Our nation’s 65-and-older population is growing rapidly, but most U.S. cities are totally unprepared for that demographic shift. We don’t simply need more public transportation and affordable housing. We could also use more benches at bus stops, longer crosswalk signals, and more homes with master bedrooms on the first floor. Americans may shudder at the thought of aging, but it happens to us all. This hour On Point, getting our cities ready for a graying population, and what makes communities aging-friendly. — Sacha Pfeiffer 

Guests

Paul Irving, chairman of the Center for the Future of Aging at the Milken Institute. Distinguished scholar in residence at the University of Southern California’s Davis School of Gerontology. Author of “The Upside of Aging: How Long Life is Changing the World Of Health, Work, Innovation, Policy and Purpose.”

Ruth Finkelstein, professor of health policy and management at the Columbia University Aging Center. Former director of the Age-Friendly New York City Initiative.

Kathryn Lawler, director of the Aging and Health Resources Division and director of the Area Agency on Aging in Atlanta.

From The Reading List

New York Times: Some Good Cities to Grow Old In -- "For a city to be aging-friendly, its residents need affordable and safe housing, opportunities for staying engaged in activities that matter to them and access to health care and other services. An aging-friendly city also offers opportunities for people to work, for pay or not. By 2050, the population over age 65 is projected to reach 83.7 million, almost double 2012’s roughly 43.1 million."

PBS NewsHour: 8 Things Your City Should Be Doing to Help You Age Well -- "Pick a spot almost anywhere else in the world and the trend’s much the same. The graying of the global population is 'one of the most significant historic shifts in the history of the world,' said Dr. Linda Fried, dean of the School of Public Health at Columbia University. 'And we’re not planning enough. In fact, we’re barely planning.'"

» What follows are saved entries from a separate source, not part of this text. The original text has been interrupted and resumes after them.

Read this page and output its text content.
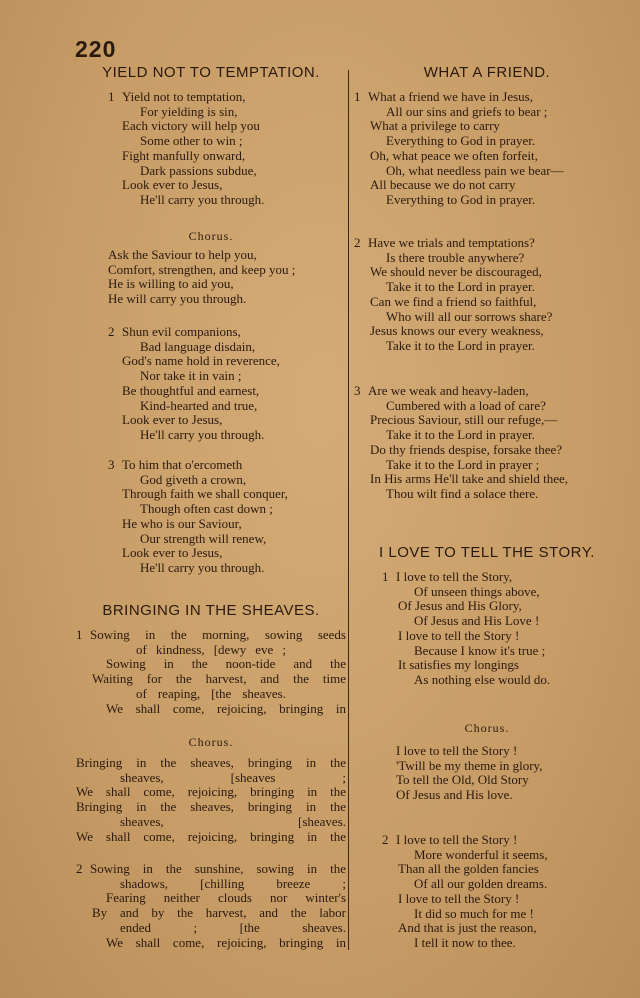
220

YIELD NOT TO TEMPTATION.

1 Yield not to temptation,

For yielding is sin,

Each victory will help you

Some other to win ;

Fight manfully onward,

Dark passions subdue,

Look ever to Jesus,

He'll carry you through.

Chorus.

Ask the Saviour to help you,

Comfort, strengthen, and keep you ;

He is willing to aid you,

He will carry you through.

2 Shun evil companions,

Bad language disdain,

God's name hold in reverence,

Nor take it in vain ;

Be thoughtful and earnest,

Kind-hearted and true,

Look ever to Jesus,

He'll carry you through.

3 To him that o'ercometh

God giveth a crown,

Through faith we shall conquer,

Though often cast down ;

He who is our Saviour,

Our strength will renew,

Look ever to Jesus,

He'll carry you through.

BRINGING IN THE SHEAVES.

1 Sowing in the morning, sowing seeds

of kindness, [dewy eve ;

Sowing in the noon-tide and the

Waiting for the harvest, and the time

of reaping, [the sheaves.

We shall come, rejoicing, bringing in

Chorus.

Bringing in the sheaves, bringing in the

sheaves, [sheaves ;

We shall come, rejoicing, bringing in the

Bringing in the sheaves, bringing in the

sheaves, [sheaves.

We shall come, rejoicing, bringing in the

2 Sowing in the sunshine, sowing in the

shadows, [chilling breeze ;

Fearing neither clouds nor winter's

By and by the harvest, and the labor

ended ; [the sheaves.

We shall come, rejoicing, bringing in

WHAT A FRIEND.

1 What a friend we have in Jesus,

All our sins and griefs to bear ;

What a privilege to carry

Everything to God in prayer.

Oh, what peace we often forfeit,

Oh, what needless pain we bear—

All because we do not carry

Everything to God in prayer.

2 Have we trials and temptations?

Is there trouble anywhere?

We should never be discouraged,

Take it to the Lord in prayer.

Can we find a friend so faithful,

Who will all our sorrows share?

Jesus knows our every weakness,

Take it to the Lord in prayer.

3 Are we weak and heavy-laden,

Cumbered with a load of care?

Precious Saviour, still our refuge,—

Take it to the Lord in prayer.

Do thy friends despise, forsake thee?

Take it to the Lord in prayer ;

In His arms He'll take and shield thee,

Thou wilt find a solace there.

I LOVE TO TELL THE STORY.

1 I love to tell the Story,

Of unseen things above,

Of Jesus and His Glory,

Of Jesus and His Love !

I love to tell the Story !

Because I know it's true ;

It satisfies my longings

As nothing else would do.

Chorus.

I love to tell the Story !

'Twill be my theme in glory,

To tell the Old, Old Story

Of Jesus and His love.

2 I love to tell the Story !

More wonderful it seems,

Than all the golden fancies

Of all our golden dreams.

I love to tell the Story !

It did so much for me !

And that is just the reason,

I tell it now to thee.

Forbes: Why Are There So Few Age-Friendly Cities? — "Iowa City offers builders bonuses for new construction aimed at seniors; tries to locate services near where residents live; just approved Iowa’s first inter-generational co-housing project; provides door-to-door transit service for the disabled and has a dedicated senior center commission advising the city on senior issues."

The ElderCare Locator Mentioned On Air Is Available Nationwide at 1-800-677-1116 and at ElderCare.gov.

This program aired on August 2, 2016.